Actually, what is called is the implicitly defined operator =for Derived. The definition provided by the compiler in turn calls operator =for the Baseand you see the corresponding output. The same is with the constructor and destructor. When you leave it to the compiler to define operator =, it defines it as follows:

实际上，所谓的是隐式定义的operator =for Derived。通过依次编译器提供的定义调用operator =了Base，你会看到相应的输出。构造函数和析构函数也是如此。当你把它留给编译器去定义时operator =，它定义如下：

Derived& operator = (const Derived& rhs)
{
    Base1::operator =(rhs);
    ...
    Basen::operator =(rhs);
    member1 = rhs.member1;
    ...
    membern = rhs.membern; 
}

where Base1,...,Basenare the bases of the class (in order of specifying them in the inheritance list) and member1, ..., membernare the members of Derived (not counting the members that were inherited) in the order you declared them in the class definition.

其中Base1,...,Basen是类的基类（按照在继承列表中指定它们的顺序）和member1, ..., membern派生的成员（不计算被继承的成员），按照您在类定义中声明它们的顺序。

You can also use "using":

您还可以使用“使用”：

class Derived : public Base{
public:
    using Base::operator=;
};

http://en.cppreference.com/w/cpp/language/using_declaration

http://en.cppreference.com/w/cpp/language/using_declaration

I read this post several time before someone helped me with this.

在有人帮助我之前，我多次阅读了这篇文章。

You don't have a default

你没有默认

Derived& operator=(const Base& a);

in your Derivedclass.

在你的Derived课堂上。

A default assignment operator, however, is created:

但是，创建了默认赋值运算符：

Derived& operator=(const Derived& a);

and this calls the assignment operator from Base. So it's not a matter of inheriting the assignment operator, but calling it via the default generated operator in your derived class.
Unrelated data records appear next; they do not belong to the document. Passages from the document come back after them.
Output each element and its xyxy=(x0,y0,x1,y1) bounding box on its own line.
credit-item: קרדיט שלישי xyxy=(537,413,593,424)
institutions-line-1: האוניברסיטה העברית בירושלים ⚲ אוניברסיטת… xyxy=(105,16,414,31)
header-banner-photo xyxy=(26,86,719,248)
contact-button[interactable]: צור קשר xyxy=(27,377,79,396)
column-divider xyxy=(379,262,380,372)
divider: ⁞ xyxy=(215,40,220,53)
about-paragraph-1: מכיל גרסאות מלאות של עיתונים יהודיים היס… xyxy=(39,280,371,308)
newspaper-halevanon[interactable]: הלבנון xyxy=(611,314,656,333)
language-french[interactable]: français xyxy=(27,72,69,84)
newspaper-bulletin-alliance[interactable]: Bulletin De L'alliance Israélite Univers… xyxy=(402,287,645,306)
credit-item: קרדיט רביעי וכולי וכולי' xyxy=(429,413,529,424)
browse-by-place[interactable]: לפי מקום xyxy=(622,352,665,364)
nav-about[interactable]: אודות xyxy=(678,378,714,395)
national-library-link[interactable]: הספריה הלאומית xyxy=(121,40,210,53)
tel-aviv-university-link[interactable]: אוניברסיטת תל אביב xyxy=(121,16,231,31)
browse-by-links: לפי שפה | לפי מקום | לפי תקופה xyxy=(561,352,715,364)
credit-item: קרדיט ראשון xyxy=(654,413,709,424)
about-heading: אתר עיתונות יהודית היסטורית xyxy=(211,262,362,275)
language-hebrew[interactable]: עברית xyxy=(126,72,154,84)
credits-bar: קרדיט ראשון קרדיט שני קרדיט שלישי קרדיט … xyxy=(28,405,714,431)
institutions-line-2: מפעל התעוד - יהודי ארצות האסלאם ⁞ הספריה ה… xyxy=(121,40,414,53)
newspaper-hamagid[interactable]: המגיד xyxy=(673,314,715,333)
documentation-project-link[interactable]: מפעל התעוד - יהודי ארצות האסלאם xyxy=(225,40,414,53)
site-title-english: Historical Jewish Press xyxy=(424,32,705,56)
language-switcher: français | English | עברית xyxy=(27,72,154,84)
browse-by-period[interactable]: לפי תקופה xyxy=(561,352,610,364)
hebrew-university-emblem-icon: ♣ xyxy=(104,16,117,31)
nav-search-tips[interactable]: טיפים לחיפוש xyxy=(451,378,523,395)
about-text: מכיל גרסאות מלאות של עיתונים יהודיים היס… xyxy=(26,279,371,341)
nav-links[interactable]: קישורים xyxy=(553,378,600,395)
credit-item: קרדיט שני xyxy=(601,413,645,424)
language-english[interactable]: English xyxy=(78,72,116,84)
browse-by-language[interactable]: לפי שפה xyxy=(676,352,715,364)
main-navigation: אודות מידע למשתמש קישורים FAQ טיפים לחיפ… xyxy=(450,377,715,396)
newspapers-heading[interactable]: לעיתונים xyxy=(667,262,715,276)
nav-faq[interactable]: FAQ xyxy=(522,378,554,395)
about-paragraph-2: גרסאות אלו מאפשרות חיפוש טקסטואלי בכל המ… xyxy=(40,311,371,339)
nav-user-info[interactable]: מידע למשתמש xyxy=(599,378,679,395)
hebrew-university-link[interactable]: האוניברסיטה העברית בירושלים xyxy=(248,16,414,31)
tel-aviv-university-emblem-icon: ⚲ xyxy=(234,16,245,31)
这从 调用赋值运算符Base。所以这不是继承赋值运算符的问题，而是通过派生类中默认生成的运算符调用它。

Standard says (12.8):

标准说（12.8）：

An assignment operator shall be implemented by a non-static member function with exactly one parameter. Because a copy assignment operator operator= is implicitly declared for a class if not declared by the user (12.8), a base class assignment operator is always hidden by the copy assignment operator of the derived class.

赋值运算符应由一个只有一个参数的非静态成员函数实现。因为如果用户未声明，则为类隐式声明了复制赋值运算符 operator= (12.8)，所以基类赋值运算符始终被派生类的复制赋值运算符隐藏。

and then assignment operator of derived call your base

然后派生的赋值运算符调用你的基数

The implicitly-defined copy/move assignment operator for a non-union class X performs memberwise copy-/move assignment of its subobjects. The direct base classes of X are assigned first, in the order of their declaration in the base-specifier-list, and then the immediate non-static data members of X are assigned, in the order in which they were declared in the class definition.

非联合类 X 的隐式定义的复制/移动赋值运算符执行其子对象的成员复制/移动赋值。X 的直接基类首先按照它们在基类说明符列表中的声明顺序赋值，然后按照它们在类定义中声明的顺序赋值 X 的直接非静态数据成员.

That is because the default assignment operator created calls it's base assignment operator, i.e. it isn't inherited but still called as part of the default assignment operator.

这是因为创建的默认赋值运算符调用它的基本赋值运算符，即它不是继承的，但仍作为默认赋值运算符的一部分调用。

Assignment operator is indeed not inherited. Inheriting that operator would enable you to assign a Baseto a Derived, however Base b; p = a;will (rightfully) fail to compile.

赋值运算符确实不是继承的。继承该运算符将使您能够将 a 分配Base给 a Derived，但是Base b; p = a;将（理所当然地）无法编译。

What happens is that the compiler generates an operator=, since you haven't defined a custom one for Derived. The autogenerated operator=will call the assignment operators of all all base classes and all members. In that aspect it is much the same as constructors/destructors, which also call the respective function on all Bases/members.

发生的情况是编译器生成一个operator=，因为您还没有为Derived. 自动生成的operator=将调用所有基类和所有成员的赋值运算符。在这方面，它与构造函数/析构函数非常相似，它们也在所有基础/成员上调用相应的函数。